The research team published a related paper in the journal Nature Communications, detailing how to enable nanoscale mechanical vibration quanta (phonons) to maintain laser-like coherent output while achieving thermal noise compression through dual-mode coupling and nonlinear cooling, thereby significantly reducing the fluctuations of phonon lasers.

Professor Nick Vamivakas, one of the corresponding authors of the paper, and his collaborators demonstrated the phonon laser for the first time in 2019. They used optical tweezers to capture and suspend nanoparticles in a vacuum, and achieved coherent oscillation of phonons through their mechanical oscillations.
However, to make this technology usable for high-precision measurements, they had to overcome a key challenge-noise, the interference that interferes with accurate readings of signals. This problem exists in both photon and phonon lasers.
"Laser appears to the naked eye as a stable beam of light, but in fact there are a large number of fluctuations, which can introduce noise into the measurement process." Nick Vamivakas explained, "We achieved effective suppression of phonon laser fluctuations by applying parametric coupling modulation to the two oscillation modes in the optical tweezers suspension system, combined with nonlinear parameter cooling."
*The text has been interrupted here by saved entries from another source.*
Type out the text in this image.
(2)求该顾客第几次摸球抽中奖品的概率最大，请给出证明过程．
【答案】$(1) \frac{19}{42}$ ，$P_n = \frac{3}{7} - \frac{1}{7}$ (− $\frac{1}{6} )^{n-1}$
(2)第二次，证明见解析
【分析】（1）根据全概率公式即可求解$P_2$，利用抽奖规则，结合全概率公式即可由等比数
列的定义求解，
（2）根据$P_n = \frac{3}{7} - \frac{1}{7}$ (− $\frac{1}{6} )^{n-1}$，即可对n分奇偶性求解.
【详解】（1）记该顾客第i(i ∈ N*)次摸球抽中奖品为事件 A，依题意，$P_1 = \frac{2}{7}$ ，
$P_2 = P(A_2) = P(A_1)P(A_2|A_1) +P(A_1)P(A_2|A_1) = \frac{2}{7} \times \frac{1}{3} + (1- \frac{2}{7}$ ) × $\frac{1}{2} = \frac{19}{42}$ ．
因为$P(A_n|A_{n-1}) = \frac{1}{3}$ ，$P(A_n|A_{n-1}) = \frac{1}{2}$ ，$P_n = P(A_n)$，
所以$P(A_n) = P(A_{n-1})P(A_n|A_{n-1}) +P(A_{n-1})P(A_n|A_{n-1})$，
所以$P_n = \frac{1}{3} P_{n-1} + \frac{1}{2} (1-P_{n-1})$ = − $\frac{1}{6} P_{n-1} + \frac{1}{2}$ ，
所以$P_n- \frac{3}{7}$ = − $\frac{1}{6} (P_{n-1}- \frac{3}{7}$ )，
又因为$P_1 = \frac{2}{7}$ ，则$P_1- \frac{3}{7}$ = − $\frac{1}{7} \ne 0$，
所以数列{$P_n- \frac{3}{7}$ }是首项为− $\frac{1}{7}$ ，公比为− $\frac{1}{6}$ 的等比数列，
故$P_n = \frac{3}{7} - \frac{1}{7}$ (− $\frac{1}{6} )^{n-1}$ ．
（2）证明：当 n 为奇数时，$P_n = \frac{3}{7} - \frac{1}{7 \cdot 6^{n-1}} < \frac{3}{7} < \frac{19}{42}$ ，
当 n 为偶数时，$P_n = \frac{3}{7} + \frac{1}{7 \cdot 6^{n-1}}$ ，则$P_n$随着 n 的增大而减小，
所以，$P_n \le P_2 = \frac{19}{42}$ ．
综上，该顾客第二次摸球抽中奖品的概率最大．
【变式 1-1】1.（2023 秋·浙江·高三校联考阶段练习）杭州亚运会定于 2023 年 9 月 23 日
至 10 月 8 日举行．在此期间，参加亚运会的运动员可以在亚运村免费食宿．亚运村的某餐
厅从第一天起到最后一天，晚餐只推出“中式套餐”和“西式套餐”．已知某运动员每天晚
This figure shows the core device and principle of the experiment. (a) illustrates the optical tweezers suspension system and how to achieve two-mode coupling through modulation; (b) explains the generation of asymmetric potential wells and the rotational coupling mechanism; () visually presents the phonon down-conversion process with the sum of two frequencies as the driving frequency through the energy level diagram, which is the physical basis for achieving dual-mode compression.
The core breakthrough of the research team is the realization of dual-mode thermomechanical compression: on the two orthogonal vibration modes of x and y of suspended silica nanoparticles (diameter 100nm) in optical tweezers, the sum of the two mode frequencies is used as the driving frequency for coupling modulation. At the same time, combined with nonlinear parameter cooling, the system is stabilized, directly compressing and reducing the inherent thermal noise of the phonon laser.
Nick Vamivakas said that this noise suppression capability allows the system's acceleration measurement accuracy to surpass traditional photon laser and radio frequency wave measurement technologies.